Entretanto, a confusão depressa se espalha por toda a cabina, e dois terços dos passageiros – quase todos os portugueses a bordo – estão de repente de telemóveis em punho, confrontando comissários e hospedeiras com o direito «efectivo» e a necessidade «incontornável» que também eles têm de se servir dos aparelhos. O outro terço é estrangeiro, que só se apercebe do que está a passar-se quando o pessoal de cabina é forçado a intervir. Alguns quase entram em pânico, julgando tratar-se de um acto terrorista. Quando se acalmam, já os portugueses se juntaram em grupos e se lançam numa ruidosa discussão em que todos falam ao mesmo tempo, cada um para seu lado. A verdade é que ninguém quer ouvir ninguém. A intenção é apenas a de sobrepor a sua voz à do vizinho e ouvir-se lautamente. «Se aquele pôde também nós havemos de poder, lá por estar bem vestido julga-se o quê, também somos gente, estes gajos fazem o que querem e lhes apetece e espezinham os outros a toda a hora.» Quase todos os protestos soam no mesmo tom. Mero alarido.

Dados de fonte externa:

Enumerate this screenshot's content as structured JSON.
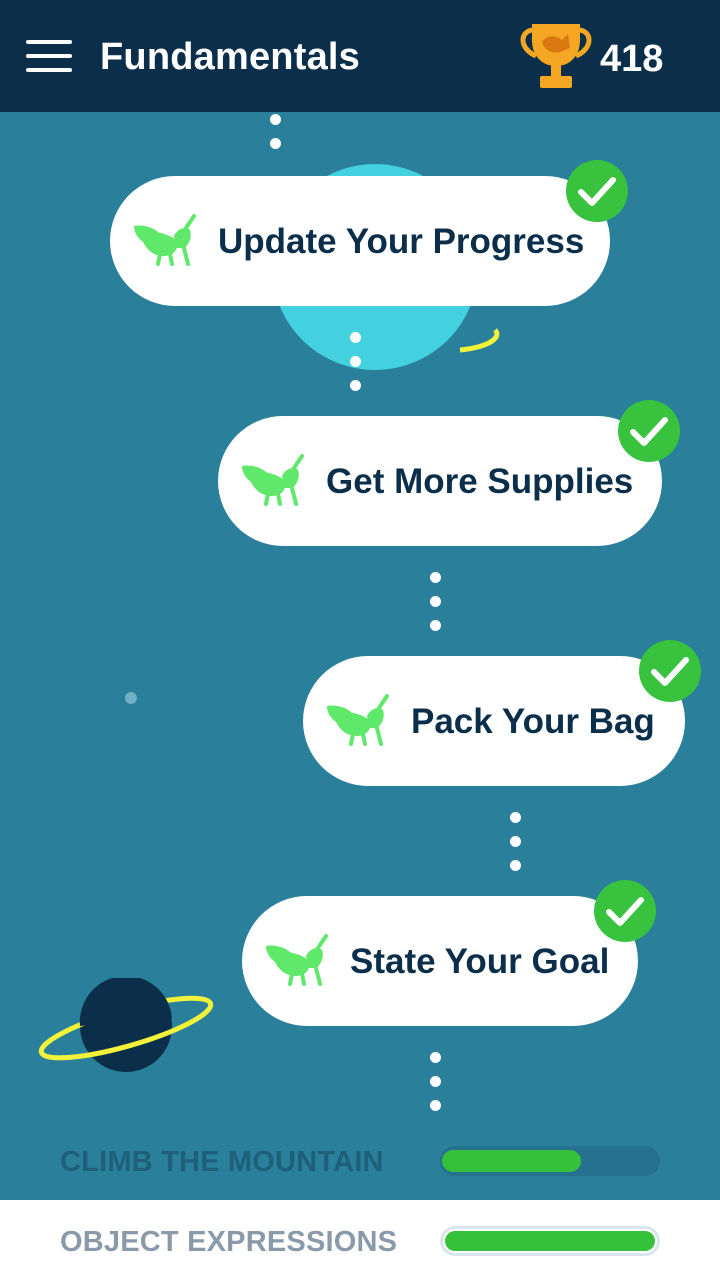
{
  "header": {
    "title": "Fundamentals",
    "score": "418"
  },
  "lessons": [
    {
      "label": "Update Your Progress",
      "completed": true
    },
    {
      "label": "Get More Supplies",
      "completed": true
    },
    {
      "label": "Pack Your Bag",
      "completed": true
    },
    {
      "label": "State Your Goal",
      "completed": true
    }
  ],
  "courses": [
    {
      "label": "CLIMB THE MOUNTAIN",
      "progress": 0.65
    },
    {
      "label": "OBJECT EXPRESSIONS",
      "progress": 1.0
    }
  ],
  "colors": {
    "background": "#2a7f9b",
    "header": "#0b2f4a",
    "accent_green": "#38c23e",
    "bug_green": "#5fe86a",
    "planet_cyan": "#43d1df",
    "ring_yellow": "#f2f23a",
    "trophy_gold": "#f5a623"
  }
}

É a coscuvilhice lampeira e a maledicência afiada.
Só duas vozes portuguesas manifestam alguma apreensão quanto à segurança da aeronave. Tomados pelo frenesi que a discussão gera, dois passageiros recalcitrantes avançam decididos a usar os telemóveis, mas são prontamente demovidos do intento por dois comissários. O confronto físico é iminente, e o comandante faz entretanto um ultimato. Ou a normalidade é de imediato reposta para que o voo possa prosseguir, ou ele fará meia volta e regressará a Roissy, para requerer a intervenção das autoridades e apresentar queixa por infracção grosseira às regras de segurança aérea. No mesmo instante todos se sentam, e os telemóveis desaparecem. Mas a mesma lamúria vai manter-se em surdina até Lisboa. «Afinal não aconteceu nada ao avião, são só patranhas que nos impingem para fazer de nós camelos.»

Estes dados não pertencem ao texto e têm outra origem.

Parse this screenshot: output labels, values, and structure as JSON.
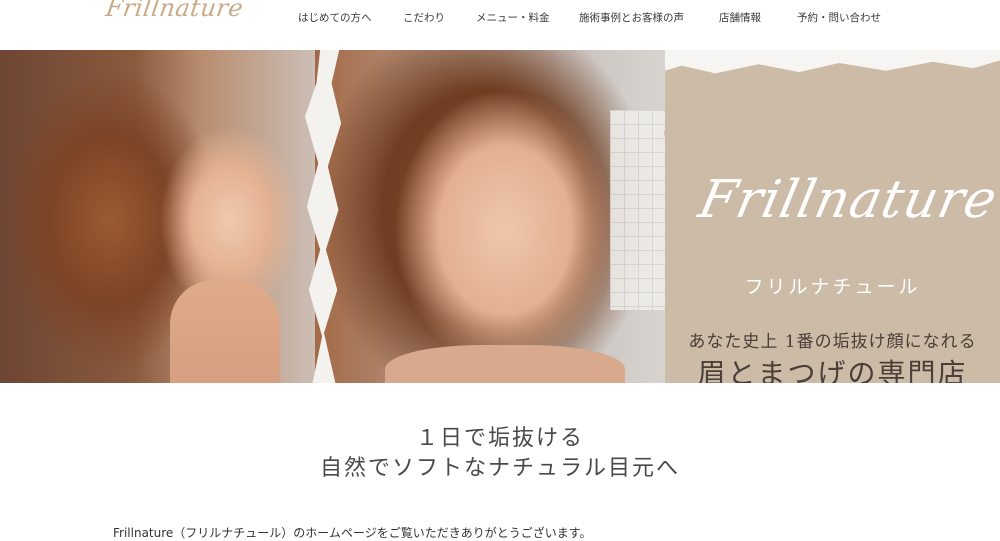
{
  "header": {
    "logo": "Frillnature",
    "nav": [
      "はじめての方へ",
      "こだわり",
      "メニュー・料金",
      "施術事例とお客様の声",
      "店舗情報",
      "予約・問い合わせ"
    ]
  },
  "hero": {
    "brand_script": "Frillnature",
    "brand_kana": "フリルナチュール",
    "tagline_small": "あなた史上 1番の垢抜け顔になれる",
    "tagline_big": "眉とまつげの専門店"
  },
  "main": {
    "headline_line1": "１日で垢抜ける",
    "headline_line2": "自然でソフトなナチュラル目元へ",
    "intro": "Frillnature（フリルナチュール）のホームページをご覧いただきありがとうございます。"
  }
}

É a cobardia assarapantada a vergar-se à ameaça intimidatória, e a sujeição rasteira a submeter-se à autoridade inquestionável.

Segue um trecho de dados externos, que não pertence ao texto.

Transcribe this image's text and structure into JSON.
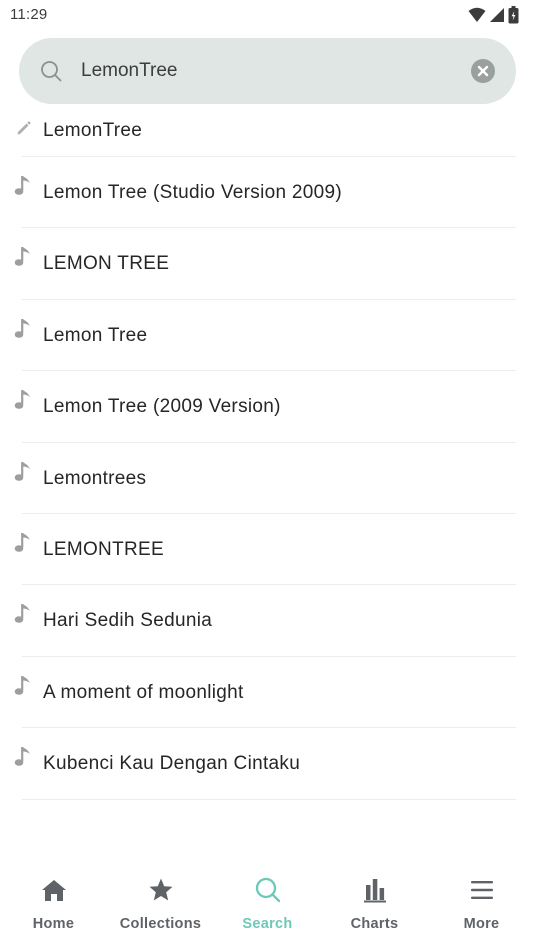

Os protestos lamurientos prosseguem como um disco riscado, dando voz a uma muito lusa flebilidade confrangedora. Ninguém acrescenta à disputa nada que interesse. Pouco depois, com os ânimos já mais calmos, chega-me aos ouvidos uma observação sussurrada que me soa surreal, de tão absurda, rebuscada e inacreditável. Mas era o que alguém estava naquele momento a pensar. E disse-o. «Se o telemóvel provocasse mesmo a queda do avião e pelo menos um de nós, por milagre que não seria inédito, sobrevivesse, havia de dizer que só por um grande azar é que o avião tinha caído.»
É o fatalismo, a omnipotente pouca sorte que faz baixar braços, resigna à acomodação e à indolência e iliba de responsabilidades.»
RIC
quarta-feira, 12 de setembro de 2007
Da esperteza saloia e outros vícios…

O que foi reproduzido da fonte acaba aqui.